Short bio: Computer Scientist, FOSS supporter (read more)
Tux Machines (TM)-specific
This article pursues the analysis of DistroWatch.com's logs I started one week ago. Last time, the data were prepared so that we could investigate the evolution, in time and space, of the popularity of GNU/Linux distributions. Pre-processing the logs in a different manner allows to focus on other interesting questions. In this way, although the extracted patterns will have the same "shape" as in last week's extraction, they will, this time, help us in discovering groups of distributions fulfilling similar purposes.
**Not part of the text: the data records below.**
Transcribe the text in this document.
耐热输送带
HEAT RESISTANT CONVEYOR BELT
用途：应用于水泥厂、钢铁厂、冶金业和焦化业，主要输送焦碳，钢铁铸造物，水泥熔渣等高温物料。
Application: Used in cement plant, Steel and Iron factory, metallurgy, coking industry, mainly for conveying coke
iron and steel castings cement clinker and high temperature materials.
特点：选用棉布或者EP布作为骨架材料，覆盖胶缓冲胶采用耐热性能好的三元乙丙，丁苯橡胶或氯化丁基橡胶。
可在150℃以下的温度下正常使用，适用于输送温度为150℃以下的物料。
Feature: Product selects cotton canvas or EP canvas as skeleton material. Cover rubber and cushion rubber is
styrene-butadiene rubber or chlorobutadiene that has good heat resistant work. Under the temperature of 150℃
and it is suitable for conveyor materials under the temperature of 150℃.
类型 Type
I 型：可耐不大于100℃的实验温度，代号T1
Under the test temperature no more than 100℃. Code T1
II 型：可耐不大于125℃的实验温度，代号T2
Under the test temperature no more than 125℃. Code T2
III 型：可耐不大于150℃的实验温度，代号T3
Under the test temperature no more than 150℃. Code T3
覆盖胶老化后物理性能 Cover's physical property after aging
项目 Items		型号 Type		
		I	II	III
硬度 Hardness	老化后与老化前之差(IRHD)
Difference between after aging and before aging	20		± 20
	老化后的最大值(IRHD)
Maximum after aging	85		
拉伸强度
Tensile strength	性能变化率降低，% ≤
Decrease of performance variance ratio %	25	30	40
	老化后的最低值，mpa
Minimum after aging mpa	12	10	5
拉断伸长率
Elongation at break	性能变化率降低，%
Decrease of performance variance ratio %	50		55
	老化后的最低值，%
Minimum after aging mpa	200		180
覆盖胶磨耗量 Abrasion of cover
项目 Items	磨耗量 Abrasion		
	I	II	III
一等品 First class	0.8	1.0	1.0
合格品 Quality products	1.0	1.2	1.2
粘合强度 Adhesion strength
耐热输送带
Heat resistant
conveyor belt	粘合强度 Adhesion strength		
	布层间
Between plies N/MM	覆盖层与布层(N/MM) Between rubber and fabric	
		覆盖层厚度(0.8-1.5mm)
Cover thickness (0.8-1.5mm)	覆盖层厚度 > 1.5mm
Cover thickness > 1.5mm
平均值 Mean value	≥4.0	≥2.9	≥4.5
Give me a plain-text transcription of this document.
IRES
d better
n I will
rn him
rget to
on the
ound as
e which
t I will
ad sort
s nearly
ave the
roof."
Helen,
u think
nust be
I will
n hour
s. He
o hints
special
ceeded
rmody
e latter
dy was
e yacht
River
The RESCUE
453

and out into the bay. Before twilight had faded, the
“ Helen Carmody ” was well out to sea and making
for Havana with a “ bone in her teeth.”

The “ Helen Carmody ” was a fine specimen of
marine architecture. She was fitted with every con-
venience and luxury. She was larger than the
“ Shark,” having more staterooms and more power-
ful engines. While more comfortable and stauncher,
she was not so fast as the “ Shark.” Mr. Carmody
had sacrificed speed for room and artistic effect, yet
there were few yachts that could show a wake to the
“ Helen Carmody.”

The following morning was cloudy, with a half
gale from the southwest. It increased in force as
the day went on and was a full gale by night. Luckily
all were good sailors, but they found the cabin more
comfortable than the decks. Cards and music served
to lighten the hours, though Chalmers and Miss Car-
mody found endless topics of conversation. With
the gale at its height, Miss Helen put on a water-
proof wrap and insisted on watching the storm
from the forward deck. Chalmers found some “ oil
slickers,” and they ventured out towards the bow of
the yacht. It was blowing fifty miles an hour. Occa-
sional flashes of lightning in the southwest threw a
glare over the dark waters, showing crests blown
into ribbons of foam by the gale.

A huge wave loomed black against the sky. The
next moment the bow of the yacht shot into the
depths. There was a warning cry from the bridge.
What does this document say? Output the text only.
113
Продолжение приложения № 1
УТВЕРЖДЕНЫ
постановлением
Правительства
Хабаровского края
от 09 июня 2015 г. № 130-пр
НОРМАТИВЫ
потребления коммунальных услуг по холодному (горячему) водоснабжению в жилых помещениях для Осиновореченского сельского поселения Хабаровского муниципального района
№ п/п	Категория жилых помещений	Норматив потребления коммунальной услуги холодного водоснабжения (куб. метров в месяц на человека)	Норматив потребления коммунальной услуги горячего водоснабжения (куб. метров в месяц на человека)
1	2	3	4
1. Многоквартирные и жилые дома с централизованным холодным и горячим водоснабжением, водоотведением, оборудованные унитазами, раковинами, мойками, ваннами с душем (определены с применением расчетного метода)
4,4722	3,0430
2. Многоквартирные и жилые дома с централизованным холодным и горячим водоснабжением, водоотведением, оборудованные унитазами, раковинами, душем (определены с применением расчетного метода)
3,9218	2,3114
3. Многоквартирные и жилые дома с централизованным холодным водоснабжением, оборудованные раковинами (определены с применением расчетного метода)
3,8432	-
Instead of last week's ternary relation, this time, we will end up with mining a 4-ary relation. More precisely, a symmetric graph of distributions evolving in time and space. Take the red pill and welcome to the real world... of data-mining! When a visitor of DistroWatch.com (identified by her IP address from which the country is inferred) visits, the same day, pages related to different distributions, she probably searches for a Free operating system to fulfill her specific needs.
Among the millions of visits in a semester, almost all pairs of distribution pages have, one day, been consulted by at least one visitor.
Let us start with the biggest community: the old mainstream general-purpose distributions. At the center of this community (again remember that this does not relate to popularity but to the common purposes these distributions serve), Slackware, Gentoo and Ubuntu. A bit further away (i.e., not as much related to the other distributions of this group), Fedora, openSUSE and Debian. At the border of this community, Yellow Dog, MEPIS, Mandriva, Vector, FreeBSD and Damn Small Linux. When looking at the countries present in these patterns, it appears that the visitors from some European countries are clearly those making these associations. The United Kingdom shows off by being in almost all these patterns. Finland is also extremely present. Australia, Greece and Denmark are not far away. Why would these European and Australian visitors focus more on mainstream distributions than others? Maybe they are more conservative and keep on tracking the evolution of these solid distributions instead of searching for more specialized ones.